A virgindade renascida é possível?
O conceito de virgindade renascida sustenta que, após ter relações sexuais, uma pessoa pode ter sua virgindade restaurada por meio de um renascimento espiritual, comprometendo-se a manter a pureza sexual até o casamento e pedindo perdão a Deus. Algumas mulheres chegam a realizar cirurgias com o intuito de restaurar fisicamente seu estado “virgem”.
A pressão sobre alguns cristãos para que se tornem “virgens renascidas” provavelmente se deve, em grande parte, ao temor da condenação por parte da comunidade cristã ou até mesmo ao receio de que Deus não os aceite caso não tomem medidas para restaurar sua virgindade física. Contudo, nenhuma dessas razões deve ser motivo de preocupação, pois Deus oferece perdão e graça a todos que O procuram com sinceridade (1 João 1:9). Não precisamos tentar restaurar aquilo que Deus já restaurou espiritualmente em nós.
A Bíblia declara que, ao nascermos de novo, nos transformamos em novas criaturas, deixando para trás nosso antigo eu, e recebemos uma nova vida concedida pelo Espírito Santo (2 Coríntios 5:17). Isso significa que Deus decide não mais recordar de nossas transgressões passadas (Jeremias 31:34), inclusive a perda da virgindade antes do casamento, pois os nossos pecados estão distantes de nós, como o leste está do oeste (Salmos 103:12). Não há dúvida de que Deus perdoará as relações sexuais antes do casamento, pois o amor Dele por uma pessoa não diminui pelos erros cometidos.
No entanto, embora nossos pecados não sejam mais contabilizados contra nós, eles permanecem reais e trazem consequências terrenas. Uma vez cometido um ato, ele não pode ser desfeito. Assim, não é possível reivindicar a virgindade renascida em termos físicos, tal como não se pode reverter as consequências dos demais pecados. O que pode ser trabalhado, porém, são os sentimentos de culpa associados ao sexo antes do casamento, os quais podem nos fazer duvidar do poder do perdão divino, pois muitas vezes somos incapazes de perdoar a nós mesmos. Podemos ser dominados por essas emoções, sentindo-nos indignos do perdão de Deus.
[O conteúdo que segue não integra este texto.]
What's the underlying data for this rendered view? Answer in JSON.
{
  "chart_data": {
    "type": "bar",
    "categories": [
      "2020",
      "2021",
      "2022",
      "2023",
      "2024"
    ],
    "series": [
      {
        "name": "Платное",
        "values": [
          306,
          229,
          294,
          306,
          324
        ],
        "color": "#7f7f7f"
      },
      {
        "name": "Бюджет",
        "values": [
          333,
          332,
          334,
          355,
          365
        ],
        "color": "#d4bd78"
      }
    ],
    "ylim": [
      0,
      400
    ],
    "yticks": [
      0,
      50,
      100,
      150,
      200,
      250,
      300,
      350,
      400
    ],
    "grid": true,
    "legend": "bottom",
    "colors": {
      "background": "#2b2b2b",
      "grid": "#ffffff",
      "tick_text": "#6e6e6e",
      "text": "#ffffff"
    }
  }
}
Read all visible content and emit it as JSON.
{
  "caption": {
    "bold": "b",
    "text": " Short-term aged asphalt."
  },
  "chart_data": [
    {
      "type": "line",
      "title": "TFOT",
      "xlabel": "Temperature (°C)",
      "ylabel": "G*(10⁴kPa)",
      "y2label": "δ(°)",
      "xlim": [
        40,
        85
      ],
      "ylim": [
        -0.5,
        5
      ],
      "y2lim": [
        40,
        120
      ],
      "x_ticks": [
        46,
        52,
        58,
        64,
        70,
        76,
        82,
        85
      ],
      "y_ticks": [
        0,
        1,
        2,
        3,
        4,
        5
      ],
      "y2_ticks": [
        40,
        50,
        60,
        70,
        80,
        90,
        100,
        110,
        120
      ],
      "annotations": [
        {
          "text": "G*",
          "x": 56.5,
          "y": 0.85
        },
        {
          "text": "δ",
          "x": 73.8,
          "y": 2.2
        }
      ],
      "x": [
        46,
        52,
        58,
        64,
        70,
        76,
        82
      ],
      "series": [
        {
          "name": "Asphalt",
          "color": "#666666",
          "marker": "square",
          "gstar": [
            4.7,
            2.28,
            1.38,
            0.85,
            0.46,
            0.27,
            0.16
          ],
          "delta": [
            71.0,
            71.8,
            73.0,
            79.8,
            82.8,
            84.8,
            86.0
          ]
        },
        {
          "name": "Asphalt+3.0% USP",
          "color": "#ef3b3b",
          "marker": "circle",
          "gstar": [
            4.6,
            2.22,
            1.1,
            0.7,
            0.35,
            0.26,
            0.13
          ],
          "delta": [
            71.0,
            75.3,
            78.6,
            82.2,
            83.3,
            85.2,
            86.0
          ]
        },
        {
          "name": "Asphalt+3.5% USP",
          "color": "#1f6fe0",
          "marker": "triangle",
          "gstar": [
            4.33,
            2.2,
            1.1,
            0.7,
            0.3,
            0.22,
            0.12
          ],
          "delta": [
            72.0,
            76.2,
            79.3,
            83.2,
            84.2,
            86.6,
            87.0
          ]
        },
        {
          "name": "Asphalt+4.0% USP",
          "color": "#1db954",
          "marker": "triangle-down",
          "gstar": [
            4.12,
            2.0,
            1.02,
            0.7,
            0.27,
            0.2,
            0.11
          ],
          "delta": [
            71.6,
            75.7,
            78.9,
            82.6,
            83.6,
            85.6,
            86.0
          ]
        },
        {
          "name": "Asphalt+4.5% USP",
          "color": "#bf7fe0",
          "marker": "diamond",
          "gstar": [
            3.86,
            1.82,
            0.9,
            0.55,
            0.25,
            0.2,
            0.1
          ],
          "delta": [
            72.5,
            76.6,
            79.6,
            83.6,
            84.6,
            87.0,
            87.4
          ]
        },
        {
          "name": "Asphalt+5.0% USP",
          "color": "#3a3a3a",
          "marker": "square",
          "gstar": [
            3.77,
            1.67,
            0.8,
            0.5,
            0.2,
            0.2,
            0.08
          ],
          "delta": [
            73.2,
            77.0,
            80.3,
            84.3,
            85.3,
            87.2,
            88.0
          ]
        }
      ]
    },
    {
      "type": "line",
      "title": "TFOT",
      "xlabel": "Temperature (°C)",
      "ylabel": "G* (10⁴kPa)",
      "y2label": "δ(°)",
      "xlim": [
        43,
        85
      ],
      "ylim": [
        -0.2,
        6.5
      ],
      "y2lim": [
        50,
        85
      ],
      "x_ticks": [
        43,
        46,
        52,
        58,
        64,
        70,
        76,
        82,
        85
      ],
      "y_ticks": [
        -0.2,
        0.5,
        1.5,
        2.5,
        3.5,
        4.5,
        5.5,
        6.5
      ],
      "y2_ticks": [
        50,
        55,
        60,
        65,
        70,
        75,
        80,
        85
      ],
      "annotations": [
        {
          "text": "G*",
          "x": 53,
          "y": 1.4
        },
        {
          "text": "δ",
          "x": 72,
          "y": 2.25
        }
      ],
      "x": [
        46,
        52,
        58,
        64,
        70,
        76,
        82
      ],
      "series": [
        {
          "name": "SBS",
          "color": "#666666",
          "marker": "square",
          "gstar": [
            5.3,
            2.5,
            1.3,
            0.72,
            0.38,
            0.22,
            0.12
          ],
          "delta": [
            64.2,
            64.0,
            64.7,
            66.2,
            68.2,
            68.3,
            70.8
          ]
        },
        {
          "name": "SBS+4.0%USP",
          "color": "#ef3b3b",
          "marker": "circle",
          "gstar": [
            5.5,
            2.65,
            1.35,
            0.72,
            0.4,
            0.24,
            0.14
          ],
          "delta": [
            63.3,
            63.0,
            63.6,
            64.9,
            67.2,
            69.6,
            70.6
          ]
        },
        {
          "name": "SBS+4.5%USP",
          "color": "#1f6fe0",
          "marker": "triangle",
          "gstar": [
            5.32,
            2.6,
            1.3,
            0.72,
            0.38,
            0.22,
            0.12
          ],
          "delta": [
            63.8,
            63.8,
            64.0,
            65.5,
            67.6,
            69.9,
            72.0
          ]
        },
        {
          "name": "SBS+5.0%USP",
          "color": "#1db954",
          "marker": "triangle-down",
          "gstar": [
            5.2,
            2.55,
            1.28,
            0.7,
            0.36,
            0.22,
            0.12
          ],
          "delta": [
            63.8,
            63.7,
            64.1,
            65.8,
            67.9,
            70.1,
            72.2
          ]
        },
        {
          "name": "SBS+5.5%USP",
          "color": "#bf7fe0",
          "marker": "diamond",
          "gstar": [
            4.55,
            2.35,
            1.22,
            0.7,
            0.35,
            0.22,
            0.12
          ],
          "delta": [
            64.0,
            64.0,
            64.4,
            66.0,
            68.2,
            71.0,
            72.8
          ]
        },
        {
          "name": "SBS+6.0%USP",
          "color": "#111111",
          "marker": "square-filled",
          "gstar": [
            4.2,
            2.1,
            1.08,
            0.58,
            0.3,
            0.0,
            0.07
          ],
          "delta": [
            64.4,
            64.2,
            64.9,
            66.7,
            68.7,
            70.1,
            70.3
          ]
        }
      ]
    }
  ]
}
Há várias razões para essa dificuldade. Em primeiro lugar, a consciência tende a enfatizar a culpa e a condenação, sendo insensível à graça e misericórdia divinas. Em segundo lugar, Satanás, o “acusador dos irmãos” (Apocalipse 12:10), fará tudo ao seu alcance para obscurecer o amor e a bondade de Deus. Contudo, ele é, afinal, o pai da mentira (João 8:44) e age para nos manter incapacitados e paralisados pelos sentimentos de culpa. Ao reconhecermos essa estratégia e rejeitarmos suas mentiras, podemos nos apegar às promessas das Escrituras, acreditar verdadeiramente que morremos para o pecado e começar a viver para Deus em Cristo (Romanos 6:11).
Considere o apóstolo Paulo: antes inimigo de Cristo, ele chegou a proferir ameaças de morte contra os discípulos do Senhor (Atos 9:1) e era conhecido por sua impiedade. No entanto, Deus o perdoou e o transformou no principal instrumento da pregação do Evangelho para o mundo. É importante notar que Deus jamais exigiu que Paulo se transformasse em algo mais do que um crente renascido em Jesus Cristo. Paulo mesmo nos lembra que, embora alguns de nós tenham sido imorais, idólatras, adúlteros, envolvidos em diversas condutas pecaminosas (1 Coríntios 6:9-12), pela infinita bondade e graça gratuita de Deus, somos lavados da imundície e da culpa de nossos pecados, justificados pela justiça de Cristo, santificados pelo Seu Espírito e adornados com a preciosa graça divina, tornando-nos santos e perfeitos aos olhos de Deus. Diante disso, como poderíamos permanecer presos aos nossos sentimentos de culpa?
Em vez de buscar a restauração física da virgindade, o cristão que errou tendo relações sexuais antes do casamento deve se comprometer com Deus e optar pela abstinência até que o casamento seja celebrado. A reivindicação de uma virgindade “renascida” não encontra respaldo nas Escrituras. A fé plena no perdão total de Deus e a decisão de viver de maneira justa e agradável a Ele é o verdadeiro caminho ensinado pela Bíblia.